Jarvis miniseries part VII: Speech synthesis based on generated feedback

The journey of our AI-powered home assistant in Rust comes to an end with a text to speech synthesizer

Posted by Jan on July 1, 2024

Where we left off

In the last post we took the Intent structure and prepared a feedback response to be conveyed back to the user in a text format. We used a templating system for the command branch and an entertaining AI approach for the question answering branch.

Goal of this post

Image of the processing pipeline

And just like that we’re at the end of the processing pipeline! This is the last post of the series. The only thing left to do is to take the generated text from Part VII and convert it back into audio so that it can be played through the speakers. Let’s get to it!

Audio playback

We used cpal as the microphone input library. We could use it again but we’d have to handle some WAV specifics ourselves. Fortunately the same RustAudio group has another helpful crate we can use: rodio. It is a layer on top of cpal with some extra functionality. Instead of going into each separate class we can check a snippet from their examples folder.

use std::io::BufReader;

fn main() {
    let (_stream, handle) = rodio::OutputStream::try_default().unwrap();
    let sink = rodio::Sink::try_new(&handle).unwrap();

    let file = std::fs::File::open("assets/music.wav").unwrap();
    sink.append(rodio::Decoder::new(BufReader::new(file)).unwrap());

    sink.sleep_until_end();
}

And comparing this to a simple beep in cpal it looks a lot easier to wrap our head around. With this example we can prepare most of our speech_synthesizer.rs.

Speech synthesizer

At long last we’ll have a main that takes only a Receiver and doesn’t output anything to the next stage. The train has arrived at the station. Let’s prepare the structure of the synthesizer.

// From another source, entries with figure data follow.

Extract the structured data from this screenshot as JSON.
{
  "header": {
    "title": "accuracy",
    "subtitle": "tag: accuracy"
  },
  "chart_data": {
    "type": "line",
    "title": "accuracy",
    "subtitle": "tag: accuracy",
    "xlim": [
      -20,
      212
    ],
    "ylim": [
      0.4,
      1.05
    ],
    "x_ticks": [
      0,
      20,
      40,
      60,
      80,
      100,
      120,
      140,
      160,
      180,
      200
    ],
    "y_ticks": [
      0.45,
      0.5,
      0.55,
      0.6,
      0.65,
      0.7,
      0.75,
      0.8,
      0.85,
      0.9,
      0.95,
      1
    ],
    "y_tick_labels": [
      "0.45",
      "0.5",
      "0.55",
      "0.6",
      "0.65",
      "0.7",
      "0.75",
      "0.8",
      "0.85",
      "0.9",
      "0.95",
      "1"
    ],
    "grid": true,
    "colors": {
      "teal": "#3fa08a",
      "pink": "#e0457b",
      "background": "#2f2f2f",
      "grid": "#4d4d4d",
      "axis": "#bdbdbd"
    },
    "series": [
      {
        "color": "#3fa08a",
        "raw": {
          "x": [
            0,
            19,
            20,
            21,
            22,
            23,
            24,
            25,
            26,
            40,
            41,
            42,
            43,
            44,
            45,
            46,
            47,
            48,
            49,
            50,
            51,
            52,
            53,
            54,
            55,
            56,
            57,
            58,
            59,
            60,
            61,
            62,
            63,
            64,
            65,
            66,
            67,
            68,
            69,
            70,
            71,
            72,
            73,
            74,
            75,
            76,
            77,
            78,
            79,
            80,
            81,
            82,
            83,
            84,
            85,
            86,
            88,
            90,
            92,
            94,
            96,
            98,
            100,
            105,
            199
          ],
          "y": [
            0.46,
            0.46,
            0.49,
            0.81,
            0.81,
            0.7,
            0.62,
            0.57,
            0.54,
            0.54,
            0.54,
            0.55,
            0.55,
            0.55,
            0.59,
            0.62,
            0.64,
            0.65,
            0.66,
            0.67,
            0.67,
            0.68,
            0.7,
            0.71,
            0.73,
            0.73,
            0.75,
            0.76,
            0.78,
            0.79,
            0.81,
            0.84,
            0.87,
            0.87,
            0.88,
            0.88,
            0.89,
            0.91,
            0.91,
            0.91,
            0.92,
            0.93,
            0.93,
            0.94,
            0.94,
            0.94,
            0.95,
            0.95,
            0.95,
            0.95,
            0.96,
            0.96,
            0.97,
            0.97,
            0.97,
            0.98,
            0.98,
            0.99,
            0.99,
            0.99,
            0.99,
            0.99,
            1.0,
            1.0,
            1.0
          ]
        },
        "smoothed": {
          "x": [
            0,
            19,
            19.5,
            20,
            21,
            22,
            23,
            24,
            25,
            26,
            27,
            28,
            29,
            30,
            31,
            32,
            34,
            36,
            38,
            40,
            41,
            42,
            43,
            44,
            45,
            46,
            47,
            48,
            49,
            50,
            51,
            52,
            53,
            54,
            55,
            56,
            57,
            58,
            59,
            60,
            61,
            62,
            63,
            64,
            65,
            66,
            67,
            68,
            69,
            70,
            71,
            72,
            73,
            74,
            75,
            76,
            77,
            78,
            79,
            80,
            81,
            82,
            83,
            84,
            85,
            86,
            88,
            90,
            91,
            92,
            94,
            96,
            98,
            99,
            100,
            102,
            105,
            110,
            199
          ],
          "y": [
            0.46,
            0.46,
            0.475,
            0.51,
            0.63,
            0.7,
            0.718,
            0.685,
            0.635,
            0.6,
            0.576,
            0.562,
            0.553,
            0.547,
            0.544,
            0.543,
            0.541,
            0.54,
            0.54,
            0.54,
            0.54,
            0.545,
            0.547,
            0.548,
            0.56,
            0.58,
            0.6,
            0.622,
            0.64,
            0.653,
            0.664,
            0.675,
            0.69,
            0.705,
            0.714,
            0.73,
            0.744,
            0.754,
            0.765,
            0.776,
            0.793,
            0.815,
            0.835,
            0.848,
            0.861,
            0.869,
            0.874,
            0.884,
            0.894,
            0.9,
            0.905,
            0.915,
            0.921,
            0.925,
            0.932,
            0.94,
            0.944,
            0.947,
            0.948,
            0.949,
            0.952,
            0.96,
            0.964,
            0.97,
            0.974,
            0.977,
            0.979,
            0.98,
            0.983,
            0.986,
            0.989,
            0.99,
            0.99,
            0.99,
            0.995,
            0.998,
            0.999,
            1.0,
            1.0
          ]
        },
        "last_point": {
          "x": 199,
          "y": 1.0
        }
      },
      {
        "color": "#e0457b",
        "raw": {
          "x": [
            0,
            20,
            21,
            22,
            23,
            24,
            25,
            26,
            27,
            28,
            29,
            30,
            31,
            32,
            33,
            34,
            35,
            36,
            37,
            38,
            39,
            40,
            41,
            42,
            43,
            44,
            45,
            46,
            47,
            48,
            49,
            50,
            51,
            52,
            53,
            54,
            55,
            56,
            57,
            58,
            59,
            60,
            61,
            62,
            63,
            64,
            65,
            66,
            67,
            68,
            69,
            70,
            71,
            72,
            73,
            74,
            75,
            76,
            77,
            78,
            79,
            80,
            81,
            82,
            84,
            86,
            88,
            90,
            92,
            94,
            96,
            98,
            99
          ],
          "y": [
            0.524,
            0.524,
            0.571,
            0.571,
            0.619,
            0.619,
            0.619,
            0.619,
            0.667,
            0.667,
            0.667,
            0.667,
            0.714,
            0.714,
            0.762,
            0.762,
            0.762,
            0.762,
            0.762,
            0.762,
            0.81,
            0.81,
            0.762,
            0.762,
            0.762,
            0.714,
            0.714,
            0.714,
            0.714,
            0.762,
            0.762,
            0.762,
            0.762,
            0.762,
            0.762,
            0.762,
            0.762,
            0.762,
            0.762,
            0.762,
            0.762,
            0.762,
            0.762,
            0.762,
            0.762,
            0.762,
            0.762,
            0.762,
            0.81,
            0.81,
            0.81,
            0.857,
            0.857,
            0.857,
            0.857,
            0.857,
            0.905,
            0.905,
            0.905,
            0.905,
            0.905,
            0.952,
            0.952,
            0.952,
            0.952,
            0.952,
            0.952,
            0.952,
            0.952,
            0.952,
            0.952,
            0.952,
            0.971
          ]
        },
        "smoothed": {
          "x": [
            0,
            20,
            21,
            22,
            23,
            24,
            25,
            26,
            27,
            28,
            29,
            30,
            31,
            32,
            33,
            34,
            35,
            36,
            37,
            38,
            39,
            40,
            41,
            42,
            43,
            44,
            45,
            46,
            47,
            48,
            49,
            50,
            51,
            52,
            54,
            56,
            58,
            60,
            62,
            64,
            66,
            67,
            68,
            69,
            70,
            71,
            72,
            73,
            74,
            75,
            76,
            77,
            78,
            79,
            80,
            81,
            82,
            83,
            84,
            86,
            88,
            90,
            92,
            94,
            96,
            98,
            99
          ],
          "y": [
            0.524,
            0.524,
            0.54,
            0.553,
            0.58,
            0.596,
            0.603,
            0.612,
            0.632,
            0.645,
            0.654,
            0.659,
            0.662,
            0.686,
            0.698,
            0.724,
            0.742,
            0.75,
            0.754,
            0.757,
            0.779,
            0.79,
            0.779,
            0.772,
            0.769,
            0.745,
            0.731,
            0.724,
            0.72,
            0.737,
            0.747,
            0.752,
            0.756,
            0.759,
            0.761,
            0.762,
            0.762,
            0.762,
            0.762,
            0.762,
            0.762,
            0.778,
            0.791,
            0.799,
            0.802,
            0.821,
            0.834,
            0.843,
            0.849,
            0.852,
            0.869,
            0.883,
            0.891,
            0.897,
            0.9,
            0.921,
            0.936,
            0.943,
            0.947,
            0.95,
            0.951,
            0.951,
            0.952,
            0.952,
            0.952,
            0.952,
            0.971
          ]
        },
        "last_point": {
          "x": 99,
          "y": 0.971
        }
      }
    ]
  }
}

use std::{io::Cursor, sync::{mpsc::Receiver, Arc}};

use anyhow::{Ok, Result};
use bytes::Bytes;
use rodio::{Decoder, OutputStream, Sink};

use crate::core::jarvis_signals::JarvisSignals;

pub fn main(signals: Arc<JarvisSignals>, feedback_rx: Receiver<String>) -> Result<()> {
    let (_stream, stream_handle) = OutputStream::try_default()?;
    let sink = Sink::try_new(&stream_handle)?;

    while !signals.is_shutdown() {
        let text = match feedback_rx.recv() {
            std::result::Result::Ok(str) => str,
            Err(_) => break
        };

        // The last missing piece is `get_audio_data`
        let audio_data = match get_audio_data(text) {
            Ok(data) => data,
            // because it can fail we want to have a fallback audio block
            Err(_) => read_fallback_feedback()
        };
        let source = Decoder::new_wav(
            Cursor::new(audio_data)
        )?;

        // While speaker output is happening we set the speaker
        // to be active so that any microphone input is discarded
        signals.set_speaker_active(true);
        sink.append(source);
        sink.sleep_until_end();
        signals.set_speaker_active(false);
    }

    Ok(())
}

fn get_audio_data(text: String) -> Result<Bytes> {
    // Generate WAV somehow    
}

Taking a look there’s not much new here. We establish a stream first. One side note is that even though _stream variable isn’t used anywhere replacing it with _ will cause the app to crash. That’s due to the fact that stream needs to be alive in order for stream_handle to work. If it’s assigned to _stream (the underscore so that compiler doesn’t complain about an unused variable) it is dropped only after it goes out of scope opposed to immediately in the other scenario.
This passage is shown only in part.